Scotiabank believes that the acquisition will help grow its footprint in the Chilean market and in the Pacific Alliance countries. It is also expected to double the Canadian multinational bank’s presence in Chile to about 14% market share in total loans, thereby turning it into one of the largest private banks in the Southern American country.
Scotiabank said that having completed the transaction, it will now initiate the integration efforts led by local resources in Chile with the next milestone in the process to be the merger of BBVA Chile into Scotiabank Chile.
The merger of the two banks is subject to an approval from the Superintendent of Banks and Financial Institutions (SBIF) in Chile, said Scotiabank.
In another development, the Canadian banking group said that it has made an agreement with the Said family to continue as an investor in BBVA Chile and to take part in the merger of the two Chilean banks.
The Said family, which holds a stake of 31.62% of BBVA Chile, will be offered a stake of nearly 25% in the merged bank, said Scotiabank.

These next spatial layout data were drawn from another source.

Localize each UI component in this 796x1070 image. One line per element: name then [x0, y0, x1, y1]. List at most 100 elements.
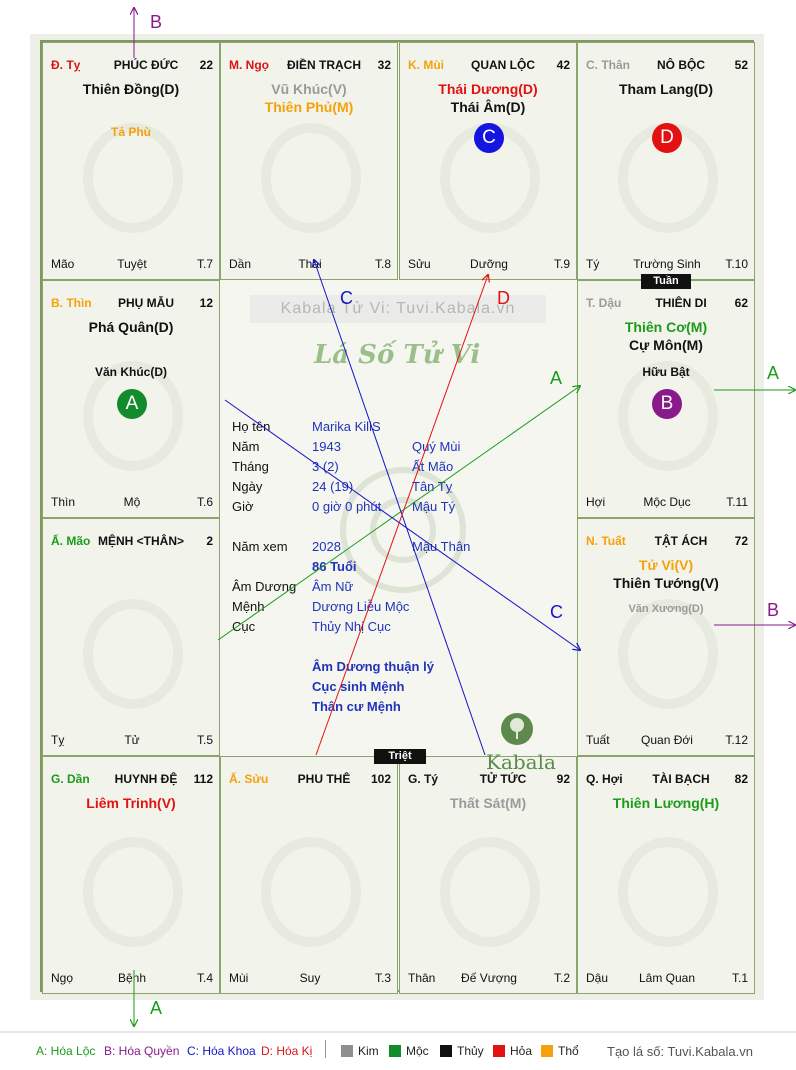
main-star: Tử Vi(V) — [638, 557, 694, 573]
main-star: Phá Quân(D) — [88, 319, 174, 335]
foot-month: T.11 — [726, 495, 748, 509]
legend-tho: Thổ — [541, 1044, 579, 1058]
minor-star: Văn Xương(D) — [628, 603, 704, 615]
foot-phase: Thai — [298, 257, 322, 271]
hoa-ki-badge: D — [652, 123, 682, 153]
main-star: Tham Lang(D) — [618, 81, 714, 97]
second-star: Thái Âm(D) — [450, 99, 526, 115]
palace-number: 12 — [199, 296, 213, 310]
arrow-label-d: D — [497, 288, 510, 308]
legend-hoa-loc: A: Hóa Lộc — [36, 1044, 96, 1058]
branch-label: G. Tý — [408, 772, 439, 786]
legend-moc-label: Mộc — [406, 1044, 429, 1058]
branch-label: Đ. Tỵ — [51, 58, 81, 72]
palace-number: 32 — [377, 58, 391, 72]
chart-logo-text: Lá Số Tử Vi — [314, 340, 481, 370]
foot-branch: Ngọ — [51, 971, 74, 985]
info-value-year: 1943 — [312, 439, 341, 454]
legend-hoa-quyen: B: Hóa Quyền — [104, 1044, 180, 1058]
legend-kim: Kim — [341, 1044, 379, 1058]
horse-watermark-icon — [261, 123, 361, 233]
foot-month: T.7 — [196, 257, 213, 271]
center-info-panel: Kabala Tử Vi: Tuvi.Kabala.vn Lá Số Tử Vi… — [220, 280, 577, 774]
palace-name: TÀI BẠCH — [652, 772, 710, 786]
info-label-menh: Mệnh — [232, 599, 265, 614]
minor-star: Hữu Bật — [642, 365, 690, 379]
tuan-tag: Tuần — [641, 274, 691, 289]
branch-label: B. Thìn — [51, 296, 92, 310]
arrow-label-a-bottom: A — [150, 998, 163, 1018]
hoa-quyen-badge: B — [652, 389, 682, 419]
foot-branch: Tỵ — [51, 733, 65, 747]
minor-star: Tả Phù — [110, 125, 151, 139]
foot-phase: Tuyệt — [117, 257, 147, 271]
foot-month: T.8 — [374, 257, 391, 271]
foot-phase: Mộc Dục — [643, 495, 691, 509]
branch-label: Q. Hợi — [586, 772, 623, 786]
info-label-year: Năm — [232, 439, 260, 454]
palace-name: MỆNH <THÂN> — [97, 534, 184, 548]
foot-phase: Suy — [299, 971, 321, 985]
info-label-cuc: Cục — [232, 619, 256, 634]
note-cuc: Cục sinh Mệnh — [312, 679, 405, 694]
legend-hoa-khoa: C: Hóa Khoa — [187, 1044, 256, 1058]
arrow-label-b-right: B — [767, 600, 780, 620]
foot-branch: Tuất — [586, 733, 610, 747]
arrow-label-c-right: C — [550, 602, 563, 622]
kabala-tree-logo-icon — [501, 713, 533, 745]
snake-watermark-icon — [83, 123, 183, 233]
foot-month: T.4 — [196, 971, 213, 985]
info-canchi-day: Tân Tỵ — [412, 479, 453, 494]
legend-thuy-label: Thủy — [457, 1044, 484, 1058]
legend-kim-label: Kim — [358, 1044, 379, 1058]
palace-name: PHU THÊ — [297, 772, 351, 786]
branch-label: K. Mùi — [408, 58, 444, 72]
legend-tho-label: Thổ — [558, 1044, 579, 1058]
palace-suu: Ấ. Sửu PHU THÊ 102 Mùi Suy T.3 — [220, 756, 398, 994]
second-star: Cự Môn(M) — [629, 337, 703, 353]
palace-ngo: M. Ngọ ĐIỀN TRẠCH 32 Vũ Khúc(V) Thiên Ph… — [220, 42, 398, 280]
info-canchi-year-view: Mậu Thân — [412, 539, 471, 554]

Earlier this month, the Canadian bank completed its previously announced acquisition of Citibank Colombia’s consumer (retail and credit cards) and small and medium enterprise (SME) operations for an undisclosed price.
The acquisition carried out by its Colombian subsidiary Scotiabank Colpatria, is expected to help Scotiabank become a leading provider of credit cards and also expand its scale in Colombia by adding over 500,000 new customers.
Scotiabank Colpatria, which operates under the Colpatria Multibanca brand, serves over 3.5 million retail, corporate, and commercial customers.